DeKALB – Have you ever wanted to own a piece of DeKalb history?
Items relating to the birthplace of barbed wire – such as Isaac Ellwood’s clawfoot bathtub or a wooden barbed wire model from the Haish factory – are available at an estate sale this weekend.
The estate sale is from
10 a.m. to 4 p.m. Saturday and 11 a.m. to 3 p.m. Sunday at the former Mayo house, 105 N. First St.
Unique items for sale include notched beams, a bed frame, a clawfoot bathtub, windows and doors from Ellwood’s house at 315 N. First St. and a drop-leaf dresser, marble table, chairs, butler pantry, brass light and coal bin from Hiram Ellwood’s house at 329 N. Third St.

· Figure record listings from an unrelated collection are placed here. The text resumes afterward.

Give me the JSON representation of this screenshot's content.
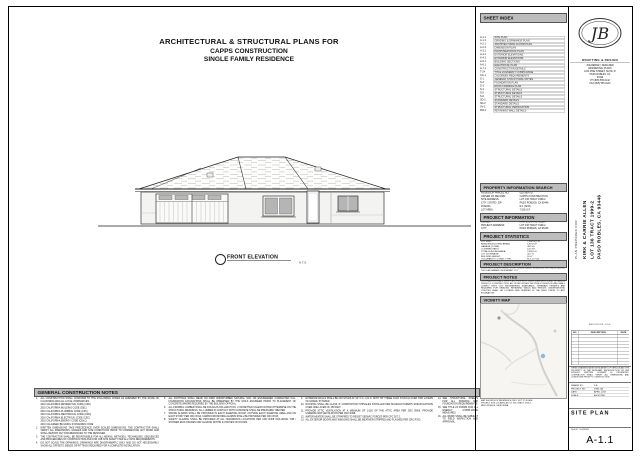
{
  "title_block": {
    "line1": "ARCHITECTURAL & STRUCTURAL PLANS FOR",
    "line2": "CAPPS CONSTRUCTION",
    "line3": "SINGLE FAMILY RESIDENCE"
  },
  "elevation": {
    "label": "FRONT ELEVATION",
    "scale_note": "N.T.S."
  },
  "sheet_index": {
    "header": "SHEET INDEX",
    "rows": [
      {
        "no": "A-1.1",
        "title": "SITE PLAN"
      },
      {
        "no": "A-1.2",
        "title": "GRADING & DRAINAGE PLAN"
      },
      {
        "no": "A-2.1",
        "title": "ARCHITECTURAL FLOOR PLAN"
      },
      {
        "no": "A-2.2",
        "title": "DIMENSION PLAN"
      },
      {
        "no": "A-3.1",
        "title": "PROPOSED ROOF PLAN"
      },
      {
        "no": "A-4.1",
        "title": "EXTERIOR ELEVATIONS"
      },
      {
        "no": "A-4.2",
        "title": "EXTERIOR ELEVATIONS"
      },
      {
        "no": "A-5.1",
        "title": "BUILDING SECTIONS"
      },
      {
        "no": "A-6.1",
        "title": "ELECTRICAL PLAN"
      },
      {
        "no": "A-7.1",
        "title": "CONSTRUCTION DETAILS"
      },
      {
        "no": "T-24",
        "title": "TITLE 24 ENERGY COMPLIANCE"
      },
      {
        "no": "CG-1",
        "title": "CALGREEN REQUIREMENTS"
      },
      {
        "no": "S-1",
        "title": "GENERAL STRUCTURAL NOTES"
      },
      {
        "no": "S-2",
        "title": "FOUNDATION PLAN"
      },
      {
        "no": "S-3",
        "title": "ROOF FRAMING PLAN"
      },
      {
        "no": "S-4",
        "title": "STRUCTURAL DETAILS"
      },
      {
        "no": "S-5",
        "title": "STRUCTURAL DETAILS"
      },
      {
        "no": "S-6",
        "title": "STRUCTURAL DETAILS"
      },
      {
        "no": "SD-1",
        "title": "STANDARD DETAILS"
      },
      {
        "no": "SD-2",
        "title": "STANDARD DETAILS"
      },
      {
        "no": "SV-1",
        "title": "STRUCTURAL VERIFICATION"
      },
      {
        "no": "RW-1",
        "title": "RETAINING WALL DETAILS"
      }
    ]
  },
  "logo": {
    "monogram": "JB",
    "firm": "DRAFTING & DESIGN",
    "address": "JOE BERKEY, DESIGNER\nRESIDENTIAL PLANS\n1234 PINE STREET, SUITE 'D'\nPASO ROBLES, CA\n93446\nPH (805) 555-0142\nFAX (805) 555-0143"
  },
  "prepared_for": {
    "label": "PLAN PREPARED FOR",
    "lines": [
      "KIRK & CARRIE ALLEN",
      "LOT 136 TRACT 1999-2",
      "PASO ROBLES, CA 93446"
    ]
  },
  "property_search": {
    "header": "PROPERTY INFORMATION SEARCH",
    "rows": [
      {
        "label": "ASSESSOR PARCEL NO:",
        "value": "025-380-017"
      },
      {
        "label": "OWNER OF RECORD:",
        "value": "CAPPS CONSTRUCTION"
      },
      {
        "label": "SITE ADDRESS:",
        "value": "LOT 136 TRACT 1999-2"
      },
      {
        "label": "CITY / STATE / ZIP:",
        "value": "PASO ROBLES, CA 93446"
      },
      {
        "label": "ZONING:",
        "value": "R-1 (SFR)"
      },
      {
        "label": "LOT AREA:",
        "value": "7,500 S.F."
      }
    ]
  },
  "project_info": {
    "header": "PROJECT INFORMATION",
    "rows": [
      {
        "label": "OWNER:",
        "value": "KIRK & CARRIE ALLEN"
      },
      {
        "label": "PROJECT ADDRESS:",
        "value": "LOT 136 TRACT 1999-2"
      },
      {
        "label": "CITY:",
        "value": "PASO ROBLES, CA 93446"
      }
    ]
  },
  "project_stats": {
    "header": "PROJECT STATISTICS",
    "rows": [
      {
        "label": "LOT SIZE:",
        "value": "7,500 SQ. FT."
      },
      {
        "label": "RESIDENCE (LIVING AREA):",
        "value": "1,874 S.F."
      },
      {
        "label": "GARAGE (2-CAR):",
        "value": "462 S.F."
      },
      {
        "label": "COVERED PATIO:",
        "value": "120 S.F."
      },
      {
        "label": "TOTAL BUILDING AREA:",
        "value": "2,456 S.F."
      },
      {
        "label": "LOT COVERAGE:",
        "value": "32.7 %"
      },
      {
        "label": "BUILDING HEIGHT:",
        "value": "16'-0\""
      },
      {
        "label": "OCCUPANCY / CONST. TYPE:",
        "value": "R-3, U / V-B"
      }
    ]
  },
  "project_description": {
    "header": "PROJECT DESCRIPTION",
    "text": "CONSTRUCT A NEW SINGLE STORY SINGLE FAMILY RESIDENCE WITH AN ATTACHED TWO CAR GARAGE ON A VACANT LOT."
  },
  "project_notes": {
    "header": "PROJECT NOTES",
    "text": "CONTRACTOR SHALL VERIFY ALL PROPERTY LINES, EASEMENTS AND SETBACKS PRIOR TO CONSTRUCTION. ALL WORK WITHIN THE PUBLIC RIGHT-OF-WAY SHALL COMPLY WITH CITY ENGINEERING STANDARDS. SEPARATE PERMITS ARE REQUIRED FOR GRADING, RETAINING WALLS AND FENCES. UNDERGROUND UTILITIES SHALL BE LOCATED AND VERIFIED IN THE FIELD PRIOR TO ANY EXCAVATION."
  },
  "vicinity_map": {
    "header": "VICINITY MAP",
    "caption": "MAP SHOWN FOR REFERENCE ONLY. NOT TO SCALE.\nPROJECT SITE LOCATED AT LOT 136, TRACT 1999-2,\nPASO ROBLES, CALIFORNIA.",
    "marker_color": "#8fb8dc"
  },
  "revisions": {
    "title": "REVISION LOG",
    "columns": [
      "NO.",
      "DESCRIPTION",
      "DATE"
    ],
    "rows": [
      "",
      "",
      "",
      "",
      "",
      "",
      "",
      "",
      "",
      ""
    ]
  },
  "title_strip": {
    "disclaimer": "THESE DRAWINGS ARE INSTRUMENTS OF SERVICE AND THE PROPERTY OF THE DESIGNER. REPRODUCTION OR USE WITHOUT WRITTEN CONSENT IS PROHIBITED. CONTRACTOR SHALL VERIFY ALL DIMENSIONS AND CONDITIONS PRIOR TO CONSTRUCTION.",
    "fields": [
      {
        "label": "DRAWN BY:",
        "value": "J.B."
      },
      {
        "label": "PROJECT NO:",
        "value": "1999-136"
      },
      {
        "label": "DATE:",
        "value": "APRIL 2018"
      },
      {
        "label": "SCALE:",
        "value": "AS NOTED"
      }
    ],
    "sheet_title": "SITE PLAN",
    "sheet_number_label": "SHEET NUMBER",
    "sheet_number": "A-1.1"
  },
  "general_notes": {
    "header": "GENERAL CONSTRUCTION NOTES",
    "col1": [
      {
        "n": "1.",
        "t": "ALL CONSTRUCTION SHALL CONFORM TO THE FOLLOWING CODES AS AMENDED BY THE STATE OF CALIFORNIA AND ALL LOCAL ORDINANCES:"
      },
      {
        "n": "",
        "t": "2016 CALIFORNIA RESIDENTIAL CODE (CRC)"
      },
      {
        "n": "",
        "t": "2016 CALIFORNIA BUILDING CODE (CBC)"
      },
      {
        "n": "",
        "t": "2016 CALIFORNIA PLUMBING CODE (CPC)"
      },
      {
        "n": "",
        "t": "2016 CALIFORNIA MECHANICAL CODE (CMC)"
      },
      {
        "n": "",
        "t": "2016 CALIFORNIA ELECTRICAL CODE (CEC)"
      },
      {
        "n": "",
        "t": "2016 CALIFORNIA ENERGY CODE (CEnC)"
      },
      {
        "n": "",
        "t": "2016 CALGREEN BUILDING STANDARDS CODE"
      },
      {
        "n": "2.",
        "t": "WRITTEN DIMENSIONS TAKE PRECEDENCE OVER SCALED DIMENSIONS. THE CONTRACTOR SHALL VERIFY ALL DIMENSIONS, GRADES AND SITE CONDITIONS PRIOR TO COMMENCING ANY WORK AND SHALL REPORT ANY DISCREPANCIES TO THE DESIGNER."
      },
      {
        "n": "3.",
        "t": "THE CONTRACTOR SHALL BE RESPONSIBLE FOR ALL MEANS, METHODS, TECHNIQUES, SEQUENCES AND PROCEDURES OF CONSTRUCTION AND FOR JOB SITE SAFETY PER ALL OSHA REQUIREMENTS."
      },
      {
        "n": "4.",
        "t": "DO NOT SCALE THE DRAWINGS. DRAWINGS ARE DIAGRAMMATIC ONLY AND DO NOT NECESSARILY SHOW ALL OFFSETS, BENDS OR FITTINGS REQUIRED FOR A COMPLETE INSTALLATION."
      }
    ],
    "col2": [
      {
        "n": "5.",
        "t": "ALL FOOTINGS SHALL BEAR ON FIRM UNDISTURBED NATURAL SOIL OR ENGINEERED COMPACTED FILL. FOUNDATION EXCAVATIONS SHALL BE OBSERVED BY THE SOILS ENGINEER PRIOR TO PLACEMENT OF CONCRETE WHERE REQUIRED BY THE BUILDING OFFICIAL."
      },
      {
        "n": "6.",
        "t": "ALL FRAMING LUMBER SHALL BE DOUGLAS FIR-LARCH NO. 2 OR BETTER UNLESS NOTED OTHERWISE ON THE STRUCTURAL DRAWINGS. ALL LUMBER IN CONTACT WITH CONCRETE SHALL BE PRESSURE TREATED."
      },
      {
        "n": "7.",
        "t": "SMOKE ALARMS SHALL BE PROVIDED IN EACH SLEEPING ROOM, OUTSIDE EACH SLEEPING AREA AND ON EACH STORY PER CRC R314. CARBON MONOXIDE ALARMS SHALL BE PROVIDED PER CRC R315."
      },
      {
        "n": "8.",
        "t": "SAFETY GLAZING SHALL BE PROVIDED AT ALL HAZARDOUS LOCATIONS PER CRC R308 INCLUDING TUB / SHOWER ENCLOSURES AND GLAZING WITHIN 24 INCHES OF DOORS."
      }
    ],
    "col3": [
      {
        "n": "9.",
        "t": "EXTERIOR WALLS SHALL BE 2X4 STUDS AT 16\" O.C. U.N.O. WITH 7/8\" THREE COAT STUCCO OVER TWO LAYERS OF GRADE 'D' PAPER."
      },
      {
        "n": "10.",
        "t": "ROOFING SHALL BE CLASS 'A' COMPOSITION SHINGLES INSTALLED PER MANUFACTURER'S SPECIFICATIONS OVER ONE LAYER OF 15# FELT."
      },
      {
        "n": "11.",
        "t": "PROVIDE ATTIC VENTILATION AT A MINIMUM OF 1/150 OF THE ATTIC AREA PER CRC R806. PROVIDE UNDERFLOOR VENTILATION PER CRC R408."
      },
      {
        "n": "12.",
        "t": "WATER HEATER SHALL BE STRAPPED TO RESIST SEISMIC FORCES PER CPC 507.2."
      },
      {
        "n": "13.",
        "t": "ALL EXTERIOR DOORS AND WINDOWS SHALL BE WEATHER-STRIPPED AND FLASHED PER CRC R703."
      }
    ],
    "col4": [
      {
        "n": "14.",
        "t": "SEE STRUCTURAL SHEETS FOR ALL FRAMING AND FOUNDATION REQUIREMENTS."
      },
      {
        "n": "15.",
        "t": "SEE TITLE 24 FORMS FOR ALL ENERGY COMPLIANCE MEASURES."
      },
      {
        "n": "16.",
        "t": "ALL WORK SHALL BE SUBJECT TO FIELD INSPECTION AND APPROVAL."
      }
    ]
  }
}
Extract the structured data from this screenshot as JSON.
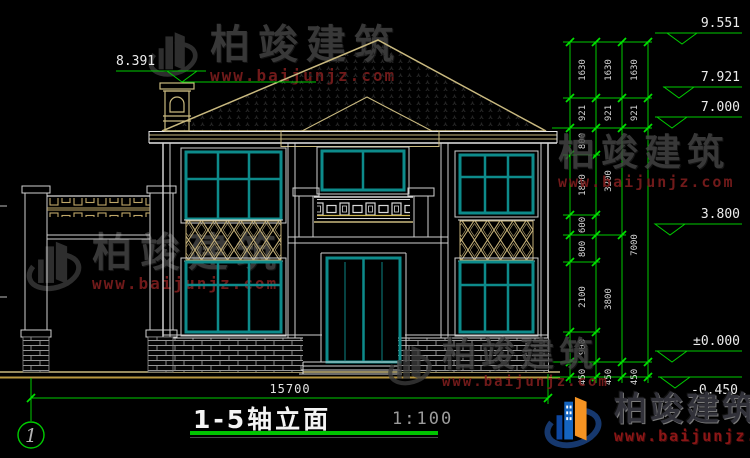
{
  "watermark": {
    "brand": "柏竣建筑",
    "url": "www.baijunjz.com"
  },
  "title_block": {
    "drawing_title": "1-5轴立面",
    "scale": "1:100",
    "axis_number": "1"
  },
  "overall_dimension": "15700",
  "elevation_markers": {
    "roof_ridge": "9.551",
    "chimney_left": "8.391",
    "roof_upper": "7.921",
    "eave": "7.000",
    "window_head": "3.800",
    "ground_floor": "±0.000",
    "site_ground": "-0.450"
  },
  "dimension_chains": {
    "inner": [
      "1630",
      "921",
      "800",
      "1800",
      "600",
      "800",
      "2100",
      "900",
      "450"
    ],
    "middle": [
      "1630",
      "921",
      "3200",
      "3800",
      "450"
    ],
    "outer": [
      "1630",
      "921",
      "7000",
      "450"
    ]
  }
}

Other items for sale include a safe box, Bible and keys to the city of DeKalb owned by D. D. Brown, DeKalb’s mayor from 1895 to 1903, a book of autographs of the 1877 district representatives of the state of Illinois, wooden chairs from the former Ronan-Moore Mortuary and artwork by local artists.
The house itself is for sale for $745,000. The brick structure has a red sandstone facade and was built in 1897 as a private residence for Dr. Edward Mayo and his fourth wife, Harriet Ellwood, daughter of barbed wire baron Isaac Ellwood. Dr. Mayo died in 1905, and Harriet Mayo sold the house to the Elks Club in 1922.
The Elks made additions to the north, west and south sides of the building, disqualifying the building from being listed on the National Register of Historic Places.
Jim Hovis purchased the home when he read a newspaper article in 1994 stating that Walgreens hoped to purchase the home, demolish it and turn it into a strip mall. Hovis outbid Walgreens at auction to save the home.
“I’ve protected the house for about 30 years; now I hope to find someone else,” Hovis said. “It’s time for the next generation to protect and preserve this valuable asset to DeKalb, a cornerstone of DeKalb’s history.”